De pé, frente para a câmara e junto a uma mesa onde estão quase todos os pratos do menu, Bertílio Gomes vai explicando como chegou a cada uma das propostas. A ideia, começa por dizer, é comer à mão, como se comeria naquele tempo. O desafio foi não perdes as bases históricas. “Penso que a Última Ceia foi principalmente um momento de encontro e de partilha onde o que se comeu foi secundário. Pensa-se que é muito provável que Jesus Cristo e os restantes apóstolos tivessem uma alimentação mais à base de elementos vegetais, sendo esta celebração da Semana Santa, assinalada pela abstinência de carne, por ser considerada uma luxúria e um alimento impuro para o corpo”, refere. Por isso, o menu é feito à base de vegetais.
Uma tendência que está de volta, numa altura em que cada vez mais pessoas estão a mudar a sua dieta e a dar prioridade a alimentos como os legumes e as leguminosas. Assim, as cinco propostas — que podem ser acompanhadas por um vinho de talha — começam com um Tártaro de beterraba com grão e ervas amargas. O chef evoca a saída de Moisés e dos hebreus do Egipto, a sua travessia do deserto e as ervas amargas que foram ingerindo para sobreviver. Na sua proposta estas são agrião, chicória e dente de leão. O grão também fazia parte da dieta, era feito pão de grão que à semelhança do pão ázimo — aqui a sugestão é que o pão ázimo acompanhe toda a refeição — não era fermentado.
Segue-se um prato de Lentilhas com queijo de cabra, tomate confit e couve kale.

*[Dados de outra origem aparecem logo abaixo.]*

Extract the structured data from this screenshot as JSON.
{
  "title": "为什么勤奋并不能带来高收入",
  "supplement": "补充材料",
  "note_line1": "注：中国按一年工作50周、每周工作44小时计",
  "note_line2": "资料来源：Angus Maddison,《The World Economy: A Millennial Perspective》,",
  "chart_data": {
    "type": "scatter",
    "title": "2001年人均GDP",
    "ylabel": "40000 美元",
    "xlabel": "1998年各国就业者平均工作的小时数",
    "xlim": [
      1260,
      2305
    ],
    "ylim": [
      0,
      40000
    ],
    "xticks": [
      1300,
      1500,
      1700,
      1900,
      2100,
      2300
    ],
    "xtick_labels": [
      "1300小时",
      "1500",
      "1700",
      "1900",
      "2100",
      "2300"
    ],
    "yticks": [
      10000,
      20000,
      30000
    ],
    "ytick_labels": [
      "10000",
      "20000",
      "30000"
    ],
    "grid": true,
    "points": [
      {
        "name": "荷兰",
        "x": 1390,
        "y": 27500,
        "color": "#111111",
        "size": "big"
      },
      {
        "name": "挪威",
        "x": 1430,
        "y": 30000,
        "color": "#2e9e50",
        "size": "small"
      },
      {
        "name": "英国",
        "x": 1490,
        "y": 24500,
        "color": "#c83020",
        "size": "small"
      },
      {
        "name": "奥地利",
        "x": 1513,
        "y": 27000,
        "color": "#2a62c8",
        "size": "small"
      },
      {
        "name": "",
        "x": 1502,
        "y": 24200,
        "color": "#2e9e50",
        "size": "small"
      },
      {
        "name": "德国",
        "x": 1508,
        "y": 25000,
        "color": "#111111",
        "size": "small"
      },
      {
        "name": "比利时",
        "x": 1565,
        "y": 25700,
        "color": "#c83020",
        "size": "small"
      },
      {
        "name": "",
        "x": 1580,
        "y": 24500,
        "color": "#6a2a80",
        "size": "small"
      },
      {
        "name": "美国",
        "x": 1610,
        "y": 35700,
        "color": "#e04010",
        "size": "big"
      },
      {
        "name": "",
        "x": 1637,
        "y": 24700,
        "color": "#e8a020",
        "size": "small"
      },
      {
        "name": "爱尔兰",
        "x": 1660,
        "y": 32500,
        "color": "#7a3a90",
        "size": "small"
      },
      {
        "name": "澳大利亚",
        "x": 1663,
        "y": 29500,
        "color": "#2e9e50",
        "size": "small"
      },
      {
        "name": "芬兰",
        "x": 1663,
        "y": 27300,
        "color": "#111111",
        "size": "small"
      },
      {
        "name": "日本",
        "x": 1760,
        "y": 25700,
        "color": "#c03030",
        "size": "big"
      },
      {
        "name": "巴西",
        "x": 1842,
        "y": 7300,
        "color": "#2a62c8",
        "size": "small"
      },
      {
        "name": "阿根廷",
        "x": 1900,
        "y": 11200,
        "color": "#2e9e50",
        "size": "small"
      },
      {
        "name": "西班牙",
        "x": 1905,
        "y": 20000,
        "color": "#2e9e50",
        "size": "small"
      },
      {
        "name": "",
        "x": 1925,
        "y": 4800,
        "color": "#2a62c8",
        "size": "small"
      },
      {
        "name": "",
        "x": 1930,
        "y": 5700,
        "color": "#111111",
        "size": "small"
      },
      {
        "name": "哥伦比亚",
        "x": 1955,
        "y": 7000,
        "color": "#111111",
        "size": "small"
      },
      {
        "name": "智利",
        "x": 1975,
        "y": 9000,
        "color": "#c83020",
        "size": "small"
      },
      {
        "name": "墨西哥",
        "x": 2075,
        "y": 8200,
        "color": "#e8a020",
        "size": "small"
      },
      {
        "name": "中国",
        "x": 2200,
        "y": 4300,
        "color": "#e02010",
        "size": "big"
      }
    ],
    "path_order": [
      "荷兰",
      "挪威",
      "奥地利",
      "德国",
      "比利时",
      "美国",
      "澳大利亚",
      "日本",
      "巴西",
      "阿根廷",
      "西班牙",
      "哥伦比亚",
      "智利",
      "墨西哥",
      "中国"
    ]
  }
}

Também se fala de lentilhas na Bíblia, refere o chef. Já a cabra era um dos animais que o povo hebreu podia comer, era um povo de pastores, Jesus usa-os em algumas das suas parábolas.
Depois, é tempo de provar Favas e trigo em pétalas de cebola assada. Bertílio Gomes volta a citar a Bíblia para justificar a escolha do trigo e das favas, alimentos que também fazem parte da gastronomia portuguesa, sublinha.

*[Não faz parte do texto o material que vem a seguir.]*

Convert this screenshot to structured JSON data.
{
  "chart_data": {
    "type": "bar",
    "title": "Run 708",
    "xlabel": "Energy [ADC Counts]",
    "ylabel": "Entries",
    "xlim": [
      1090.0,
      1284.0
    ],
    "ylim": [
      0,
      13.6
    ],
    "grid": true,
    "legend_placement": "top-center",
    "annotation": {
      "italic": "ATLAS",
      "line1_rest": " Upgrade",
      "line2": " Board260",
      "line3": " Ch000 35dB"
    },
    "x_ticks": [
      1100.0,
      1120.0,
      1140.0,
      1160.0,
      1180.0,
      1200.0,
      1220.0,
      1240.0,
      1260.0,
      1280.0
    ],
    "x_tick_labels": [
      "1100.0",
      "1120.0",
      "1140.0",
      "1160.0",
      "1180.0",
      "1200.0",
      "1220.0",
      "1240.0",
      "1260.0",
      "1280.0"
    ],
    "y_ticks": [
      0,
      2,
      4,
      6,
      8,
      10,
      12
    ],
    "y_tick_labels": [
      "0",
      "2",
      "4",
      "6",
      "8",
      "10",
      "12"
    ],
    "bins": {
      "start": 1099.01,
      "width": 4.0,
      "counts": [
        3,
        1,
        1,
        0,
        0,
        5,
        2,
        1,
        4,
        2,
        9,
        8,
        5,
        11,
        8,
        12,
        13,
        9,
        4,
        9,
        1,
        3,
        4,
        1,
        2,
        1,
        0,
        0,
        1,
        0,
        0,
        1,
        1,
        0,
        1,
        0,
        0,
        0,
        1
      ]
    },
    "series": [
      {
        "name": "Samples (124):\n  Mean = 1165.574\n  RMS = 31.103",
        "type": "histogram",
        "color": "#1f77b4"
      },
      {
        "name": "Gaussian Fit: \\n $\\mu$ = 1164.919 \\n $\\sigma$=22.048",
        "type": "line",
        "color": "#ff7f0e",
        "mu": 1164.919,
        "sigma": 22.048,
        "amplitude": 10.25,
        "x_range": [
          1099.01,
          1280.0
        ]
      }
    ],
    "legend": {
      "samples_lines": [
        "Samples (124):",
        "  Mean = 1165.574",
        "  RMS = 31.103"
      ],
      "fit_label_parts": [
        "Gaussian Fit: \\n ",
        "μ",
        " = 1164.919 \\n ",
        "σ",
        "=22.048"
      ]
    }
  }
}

A quarto sugestão é uma Morcela Vegetal, um prato que faz parte do menu do restaurante e que consiste numa salada de cenouras assadas, temperada com cominhos — uma especiaria muito utilizada no Médio Oriente — e azeitonas, também ela um ingrediente bíblico. Aliás, o azeite faz parte da narrativa e das parábolas de Jesus.
Por fim, há um Tártaro de carapau com figos secos e amêndoas. “O peixe é um dos símbolos do catolicismo, já que alguns dos apóstolos eram pescadores. Este carapau é curado em salmoura, uma técnica de conservação de alimentos já aplicada naquela época”, refere. Quanto à figueira é uma árvore comum quer na Palestina, quer em Portugal, sobretudo no sul. “Existe uma grande afinidade da minha cozinha com este produto, visto que tenho muitas influências do Algarve”, justifica.

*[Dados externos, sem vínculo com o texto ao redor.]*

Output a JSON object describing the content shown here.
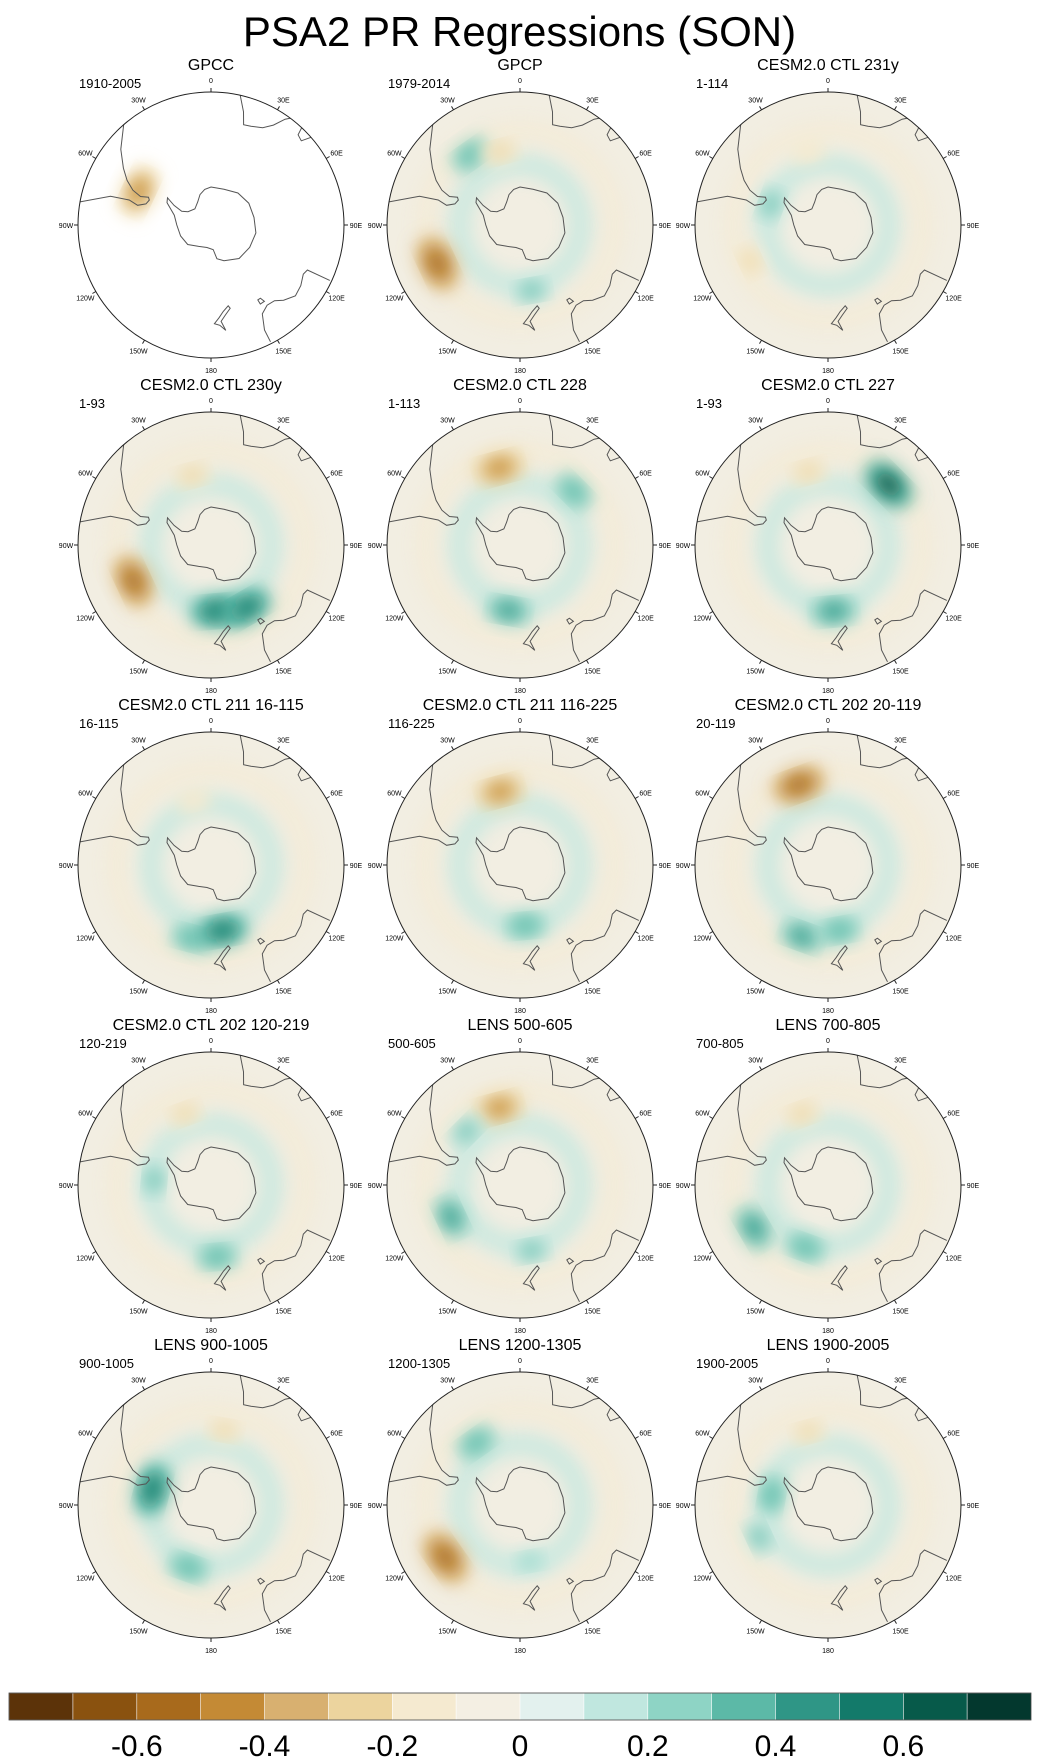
{
  "figure_title": "PSA2 PR Regressions (SON)",
  "chart_data": {
    "type": "heatmap",
    "projection": "south-polar-stereographic",
    "variable": "precipitation regression on PSA2 index",
    "season": "SON",
    "longitude_labels": [
      "0",
      "30E",
      "60E",
      "90E",
      "120E",
      "150E",
      "180",
      "150W",
      "120W",
      "90W",
      "60W",
      "30W"
    ],
    "panels": [
      {
        "title": "GPCC",
        "period": "1910-2005",
        "coverage": "land-only",
        "anomalies": [
          {
            "lon": -65,
            "lat": -48,
            "value": -0.5
          }
        ]
      },
      {
        "title": "GPCP",
        "period": "1979-2014",
        "coverage": "global",
        "anomalies": [
          {
            "lon": -115,
            "lat": -42,
            "value": -0.6
          },
          {
            "lon": -35,
            "lat": -45,
            "value": 0.35
          },
          {
            "lon": -15,
            "lat": -50,
            "value": -0.3
          },
          {
            "lon": 170,
            "lat": -55,
            "value": 0.3
          }
        ]
      },
      {
        "title": "CESM2.0 CTL 231y",
        "period": "1-114",
        "coverage": "global",
        "anomalies": [
          {
            "lon": -15,
            "lat": -50,
            "value": -0.2
          },
          {
            "lon": -115,
            "lat": -45,
            "value": -0.25
          },
          {
            "lon": -70,
            "lat": -58,
            "value": 0.3
          }
        ]
      },
      {
        "title": "CESM2.0 CTL 230y",
        "period": "1-93",
        "coverage": "global",
        "anomalies": [
          {
            "lon": -115,
            "lat": -45,
            "value": -0.55
          },
          {
            "lon": -15,
            "lat": -52,
            "value": -0.3
          },
          {
            "lon": 175,
            "lat": -55,
            "value": 0.55
          },
          {
            "lon": 150,
            "lat": -52,
            "value": 0.5
          }
        ]
      },
      {
        "title": "CESM2.0 CTL 228",
        "period": "1-113",
        "coverage": "global",
        "anomalies": [
          {
            "lon": -15,
            "lat": -48,
            "value": -0.5
          },
          {
            "lon": 45,
            "lat": -50,
            "value": 0.35
          },
          {
            "lon": -170,
            "lat": -55,
            "value": 0.4
          }
        ]
      },
      {
        "title": "CESM2.0 CTL 227",
        "period": "1-93",
        "coverage": "global",
        "anomalies": [
          {
            "lon": 45,
            "lat": -45,
            "value": 0.6
          },
          {
            "lon": -15,
            "lat": -50,
            "value": -0.3
          },
          {
            "lon": 175,
            "lat": -55,
            "value": 0.45
          }
        ]
      },
      {
        "title": "CESM2.0 CTL 211 16-115",
        "period": "16-115",
        "coverage": "global",
        "anomalies": [
          {
            "lon": -165,
            "lat": -50,
            "value": 0.35
          },
          {
            "lon": 170,
            "lat": -55,
            "value": 0.5
          },
          {
            "lon": -15,
            "lat": -55,
            "value": -0.2
          }
        ]
      },
      {
        "title": "CESM2.0 CTL 211 116-225",
        "period": "116-225",
        "coverage": "global",
        "anomalies": [
          {
            "lon": -15,
            "lat": -50,
            "value": -0.45
          },
          {
            "lon": 175,
            "lat": -58,
            "value": 0.35
          }
        ]
      },
      {
        "title": "CESM2.0 CTL 202 20-119",
        "period": "20-119",
        "coverage": "global",
        "anomalies": [
          {
            "lon": -20,
            "lat": -45,
            "value": -0.55
          },
          {
            "lon": -160,
            "lat": -50,
            "value": 0.4
          },
          {
            "lon": 170,
            "lat": -55,
            "value": 0.35
          }
        ]
      },
      {
        "title": "CESM2.0 CTL 202 120-219",
        "period": "120-219",
        "coverage": "global",
        "anomalies": [
          {
            "lon": -20,
            "lat": -50,
            "value": -0.25
          },
          {
            "lon": 175,
            "lat": -52,
            "value": 0.35
          },
          {
            "lon": -85,
            "lat": -60,
            "value": 0.3
          }
        ]
      },
      {
        "title": "LENS 500-605",
        "period": "500-605",
        "coverage": "global",
        "anomalies": [
          {
            "lon": -15,
            "lat": -48,
            "value": -0.45
          },
          {
            "lon": -115,
            "lat": -50,
            "value": 0.4
          },
          {
            "lon": -45,
            "lat": -50,
            "value": 0.3
          },
          {
            "lon": 170,
            "lat": -55,
            "value": 0.3
          }
        ]
      },
      {
        "title": "LENS 700-805",
        "period": "700-805",
        "coverage": "global",
        "anomalies": [
          {
            "lon": -120,
            "lat": -45,
            "value": 0.45
          },
          {
            "lon": -20,
            "lat": -50,
            "value": -0.3
          },
          {
            "lon": -160,
            "lat": -55,
            "value": 0.35
          }
        ]
      },
      {
        "title": "LENS 900-1005",
        "period": "900-1005",
        "coverage": "global",
        "anomalies": [
          {
            "lon": -75,
            "lat": -58,
            "value": 0.55
          },
          {
            "lon": -160,
            "lat": -55,
            "value": 0.35
          },
          {
            "lon": 10,
            "lat": -50,
            "value": -0.25
          }
        ]
      },
      {
        "title": "LENS 1200-1305",
        "period": "1200-1305",
        "coverage": "global",
        "anomalies": [
          {
            "lon": -125,
            "lat": -42,
            "value": -0.6
          },
          {
            "lon": -35,
            "lat": -50,
            "value": 0.35
          },
          {
            "lon": 170,
            "lat": -60,
            "value": 0.2
          }
        ]
      },
      {
        "title": "LENS 1900-2005",
        "period": "1900-2005",
        "coverage": "global",
        "anomalies": [
          {
            "lon": -80,
            "lat": -60,
            "value": 0.35
          },
          {
            "lon": -15,
            "lat": -50,
            "value": -0.25
          },
          {
            "lon": -115,
            "lat": -50,
            "value": 0.3
          }
        ]
      }
    ],
    "colorbar": {
      "levels": [
        -0.7,
        -0.6,
        -0.5,
        -0.4,
        -0.3,
        -0.2,
        -0.1,
        0,
        0.1,
        0.2,
        0.3,
        0.4,
        0.5,
        0.6,
        0.7
      ],
      "colors": [
        "#5c3309",
        "#8a520f",
        "#a86a1c",
        "#c48a35",
        "#d8b070",
        "#ecd49e",
        "#f5ead0",
        "#f4efe3",
        "#e3f1ee",
        "#c0e7df",
        "#8ed4c5",
        "#5cb9a7",
        "#2f9686",
        "#137a6a",
        "#075a4a",
        "#03382e"
      ],
      "tick_labels": [
        "-0.6",
        "-0.4",
        "-0.2",
        "0",
        "0.2",
        "0.4",
        "0.6"
      ],
      "tick_values": [
        -0.6,
        -0.4,
        -0.2,
        0,
        0.2,
        0.4,
        0.6
      ]
    }
  }
}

Depois de mostrados todos os pratos, a mesa é limpa e Bertílio Gomes prepara um Sorvete de vinho tinto com especiarias e frutos vermelhos com rabanada de folar da Páscoa. Pegando num jarro de vinho com especiarias, o chef mistura-o com azoto que rapidamente transforma o vinho — símbolo da eucaristia, juntamente com o pão — em sorvete.
“Estou completamente convicta de que o chef Bertílio Gomes trouxe a este projecto uma abordagem muito interessante, original e surpreendente, com uma confecção imaculada, cheia de sabores, combinando a tradição e a história, sem desrespeitar a sua ligação à terra e ao sul de Portugal, mas também assente na actualidade”, declara Carolina Godayol, directora-geral do The History Channel Ibéria, a partir de Espanha, agradecendo ao cozinheiro a sua participação.
Bertílio Gomes junta-se assim à lista de chefs que já participaram em edições anteriores. A saber: Miguel Laffan e João Alves, em 2014; Kiko Martins, Pedro Almeida, Miguel de Castro e Silva, em 2015; Henrique Sá Pessoa, em 2016; Vítor Sobral, em 2017; Diogo Noronha, em 2018; Rui Paula, em 2019; e Nuno Bergonse, o ano passado.
O PÚBLICO experimentou o menu de A Última Ceia a convite do canal História.